Who Is Your Neighbour?

There’s no doubt that calamities such as hurricanes remind Christians of their common humanity with those who don’t share their faith. The latter see them in a new light as they pitch in alongside everyone else to help where needed. Christians are not exempt from calamities and suffer along with everyone else — even die with them when storms sweep away everything in their path, as happens in the Philippines.

One man was so confident of his self-righteousness that he asked Jesus to publicly confirm his good standing with God.
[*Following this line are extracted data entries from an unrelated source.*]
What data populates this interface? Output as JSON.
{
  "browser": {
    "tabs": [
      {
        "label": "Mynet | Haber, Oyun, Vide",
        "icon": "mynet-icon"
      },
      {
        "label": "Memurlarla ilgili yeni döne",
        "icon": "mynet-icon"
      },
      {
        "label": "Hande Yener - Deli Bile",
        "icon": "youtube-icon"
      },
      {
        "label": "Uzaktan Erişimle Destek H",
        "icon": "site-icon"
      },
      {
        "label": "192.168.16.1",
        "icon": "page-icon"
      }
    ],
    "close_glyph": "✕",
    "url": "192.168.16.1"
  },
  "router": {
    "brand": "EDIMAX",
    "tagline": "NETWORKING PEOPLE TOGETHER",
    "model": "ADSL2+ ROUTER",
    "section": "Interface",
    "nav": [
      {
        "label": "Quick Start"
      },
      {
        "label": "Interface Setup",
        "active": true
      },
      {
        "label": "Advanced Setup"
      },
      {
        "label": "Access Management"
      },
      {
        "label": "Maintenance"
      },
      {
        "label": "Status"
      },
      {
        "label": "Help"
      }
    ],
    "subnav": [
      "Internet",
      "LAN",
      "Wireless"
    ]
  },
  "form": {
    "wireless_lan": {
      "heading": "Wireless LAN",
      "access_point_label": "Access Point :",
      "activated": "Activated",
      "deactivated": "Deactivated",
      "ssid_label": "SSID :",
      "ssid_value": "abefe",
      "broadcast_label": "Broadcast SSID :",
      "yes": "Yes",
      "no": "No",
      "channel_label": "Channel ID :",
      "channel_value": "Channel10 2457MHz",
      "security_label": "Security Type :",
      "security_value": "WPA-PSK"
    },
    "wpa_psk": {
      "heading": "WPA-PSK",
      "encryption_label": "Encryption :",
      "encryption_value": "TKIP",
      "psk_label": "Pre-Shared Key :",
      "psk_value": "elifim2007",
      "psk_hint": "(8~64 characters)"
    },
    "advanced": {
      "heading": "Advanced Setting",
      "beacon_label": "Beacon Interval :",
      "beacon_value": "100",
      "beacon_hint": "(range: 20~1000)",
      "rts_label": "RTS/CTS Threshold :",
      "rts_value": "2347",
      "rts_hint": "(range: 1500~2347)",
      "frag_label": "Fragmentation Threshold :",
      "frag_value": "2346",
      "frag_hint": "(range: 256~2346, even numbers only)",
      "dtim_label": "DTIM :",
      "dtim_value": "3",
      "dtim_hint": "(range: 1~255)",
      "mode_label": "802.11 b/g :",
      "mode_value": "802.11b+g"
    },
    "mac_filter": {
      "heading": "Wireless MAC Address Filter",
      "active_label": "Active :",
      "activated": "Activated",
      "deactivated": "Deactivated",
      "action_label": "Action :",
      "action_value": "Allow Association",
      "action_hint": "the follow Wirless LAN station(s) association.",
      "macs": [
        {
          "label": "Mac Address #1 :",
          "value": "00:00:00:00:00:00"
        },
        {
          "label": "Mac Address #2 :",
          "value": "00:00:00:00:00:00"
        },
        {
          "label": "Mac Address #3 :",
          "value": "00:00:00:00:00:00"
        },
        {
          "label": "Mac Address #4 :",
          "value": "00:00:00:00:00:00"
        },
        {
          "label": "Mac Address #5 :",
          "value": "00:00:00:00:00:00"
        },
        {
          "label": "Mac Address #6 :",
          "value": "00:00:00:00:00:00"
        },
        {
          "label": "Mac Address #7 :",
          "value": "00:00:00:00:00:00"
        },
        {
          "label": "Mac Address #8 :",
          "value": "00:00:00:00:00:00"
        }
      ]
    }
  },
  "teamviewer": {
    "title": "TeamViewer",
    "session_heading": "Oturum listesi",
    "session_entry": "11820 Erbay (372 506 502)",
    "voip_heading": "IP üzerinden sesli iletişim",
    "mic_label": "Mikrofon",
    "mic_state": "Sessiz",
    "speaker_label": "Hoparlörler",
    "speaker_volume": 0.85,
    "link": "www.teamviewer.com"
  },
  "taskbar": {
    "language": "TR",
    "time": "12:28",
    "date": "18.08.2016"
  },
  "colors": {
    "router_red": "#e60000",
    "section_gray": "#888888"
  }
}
He tested Jesus with the question: “Master, what shall I do to inherit eternal life?” (Luke 10:25) When Jesus responded by asking him what was laid down in the Law of Moses, the man (who was a lawyer) answered, “You shall love the Lord your God with all your heart, and with all your soul, and with all your strength, and with all your mind; and your neighbour as yourself.” He knew the Law of Moses.

Jesus said, “You have answered correctly; do this and you shall live.” But good standing that has its basis in legalism is not quite that easily satisfied, so the lawyer questioned, “And who is my neighbour?” But instead of defining “neighbour” in legal terms, Jesus told him a story that would enable him to define the meaning of “neighbour” – and in the process define himself.

We know the story as The Parable of the Good Samaritan. Some think the Good Samaritan portrays Jesus and think of it as an allegory – a weird one that tags Jesus with a term at odds with his birth as a Jew in Bethlehem, his ancestral city. The lawyer’s question was an attempt to keep things within a legal and therefore manageable term of reference.

According to the parable, involvement with the hurt and needy can be dirty, dangerous, humbling and expensive. It is also neighbourly. The question we need to ask ourselves is not “Who is my neighbour?” but rather “Do others see me as their neighbor when they need me?” It is not our knowledge of God that counts, but whether they can count on us in times of trouble.

Christians show themselves to be good neighbours in the good deeds they do to those they know and love, but when they turn aside to help others – especially those with whom they have nothing in common – they show mercy in real terms, and it is mercy that defines them as real neighbours.

As believers in the Lord Jesus Christians enjoy the things they have in common with other believers, and don’t mind a bit of debate on things in which they differ. But there’s something about a tragedy or calamity that makes us more loving towards one another and more caring towards those who are not Christians. God knows that we are all human and that we all make mistakes. But sometimes it takes shared suffering for us to see things as clearly as Jesus does.